Lorsque je garde le silence, j’ai un sentiment de plénitude ; mais quand je veux ouvrir la bouche, j’ai une impression de néant.

天地有如此静穆,我不能大笑而且歌唱。天地即不如此静穆,我或者也将不能。我以这一丛野草,在明与暗,生与死,过去与未来之际,献于友与仇,人与兽,爱者与不爱者之前作证。

L’univers est figé dans un tel silence que je ne peux ni rire ni chanter. Mais même si l’univers sortait de ce silence, je ne le pourrais sans doute pas plus.
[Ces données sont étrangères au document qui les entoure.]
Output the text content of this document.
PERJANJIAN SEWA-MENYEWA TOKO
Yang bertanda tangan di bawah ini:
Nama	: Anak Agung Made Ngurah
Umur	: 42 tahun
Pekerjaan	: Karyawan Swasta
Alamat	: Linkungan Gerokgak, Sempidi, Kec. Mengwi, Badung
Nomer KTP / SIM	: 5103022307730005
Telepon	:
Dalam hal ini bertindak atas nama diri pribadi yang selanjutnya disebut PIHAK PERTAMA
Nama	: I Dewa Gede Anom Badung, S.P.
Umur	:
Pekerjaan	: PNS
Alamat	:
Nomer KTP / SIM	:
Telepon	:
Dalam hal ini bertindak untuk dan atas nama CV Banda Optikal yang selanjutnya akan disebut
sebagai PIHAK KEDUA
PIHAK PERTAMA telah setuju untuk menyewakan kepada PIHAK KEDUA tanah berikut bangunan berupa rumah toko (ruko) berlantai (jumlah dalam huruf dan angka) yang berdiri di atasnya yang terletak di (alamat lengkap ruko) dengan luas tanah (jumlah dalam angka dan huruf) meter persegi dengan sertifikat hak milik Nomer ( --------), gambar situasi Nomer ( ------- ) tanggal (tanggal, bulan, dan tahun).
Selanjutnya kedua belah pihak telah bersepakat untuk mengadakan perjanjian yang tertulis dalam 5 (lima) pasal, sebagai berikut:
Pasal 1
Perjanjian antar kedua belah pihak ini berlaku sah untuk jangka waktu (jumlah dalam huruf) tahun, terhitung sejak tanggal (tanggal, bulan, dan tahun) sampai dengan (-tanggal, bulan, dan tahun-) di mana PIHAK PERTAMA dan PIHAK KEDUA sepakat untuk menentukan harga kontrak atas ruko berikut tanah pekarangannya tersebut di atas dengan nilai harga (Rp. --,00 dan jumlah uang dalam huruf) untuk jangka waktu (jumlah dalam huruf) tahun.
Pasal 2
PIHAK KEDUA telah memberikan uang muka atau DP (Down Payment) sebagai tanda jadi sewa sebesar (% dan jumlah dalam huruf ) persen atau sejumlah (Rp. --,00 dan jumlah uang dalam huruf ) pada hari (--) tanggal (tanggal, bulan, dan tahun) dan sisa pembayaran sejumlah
Alors c’est aux confins de la lumière et de l’ombre, de la vie et de la mort, du passé et de l’avenir que je vous offre cette poignée de mauvaises herbes en guise de témoignage, à vous tous, amis et ennemis, hommes et bêtes, que vous aimiez ou non.

 

Dans une lettre du 9 octobre 1934 au jeune Xiao Jun (萧军), Lu Xun écrit encore :

                我的那本《野草》,心情太颓唐了,因为那是我碰了许多钉子之后写出来的

« Mon recueil « La mauvaise herbe » … est d’une humeur trop dépressive, car je l’ai écrit après être tombé sur trop de tuiles.[3] »

 

   

Traduction de Pierre Ryckmans (1975)

 

Table des matières / 目录 [4]

Prologue (《题辞》), le 26 avril 1927.

1.秋夜Nuit d’automne (15 septembre 1924)

2.影的告别Les adieux de l’ombre (24 septembre 1924)

3.求乞者Les mendiants (24 septembre 1924)

4.我的失恋Chagrin d’amour (3 octobre 1924)

5.复仇Revanche 1  (20 décembre 1924)

6.复仇(其二)Revanche 2 (20 décembre 1924)

7.希望L’espoir  (1er janvier 1925)

8.Neige  (18 janvier 1925)

9.风筝Le cerf-volant (24 janvier 1925)

10.好的故事Une belle histoire (24 février 1925)

11.过客Le passant  (comme une pièce de théâtre)  (2 mars 1925)

12.死火Le feu mort  (23 avril 1925)

13.狗的驳诘Riposte canine   (23 avril 1925)

14.失掉的好地狱Le bon enfer perdu  (16 juin 1925)

15.墓碣文 Épitaphe  (17 juin 1925)

16.颓败线的颤动 Tressaillement au bord de l’abîme  (29 juin 1925)

17.立论Comment exprimer une opinion  (8 juillet 1925)

18.《死后》 Après la mort  (12 juillet 1925)

19.这样的战士 Un combattant comme ça  (14 décembre 1925)

20.聪明人和傻子和奴才Le sage, l’idiot et l’esclave  (26 décembre 1925)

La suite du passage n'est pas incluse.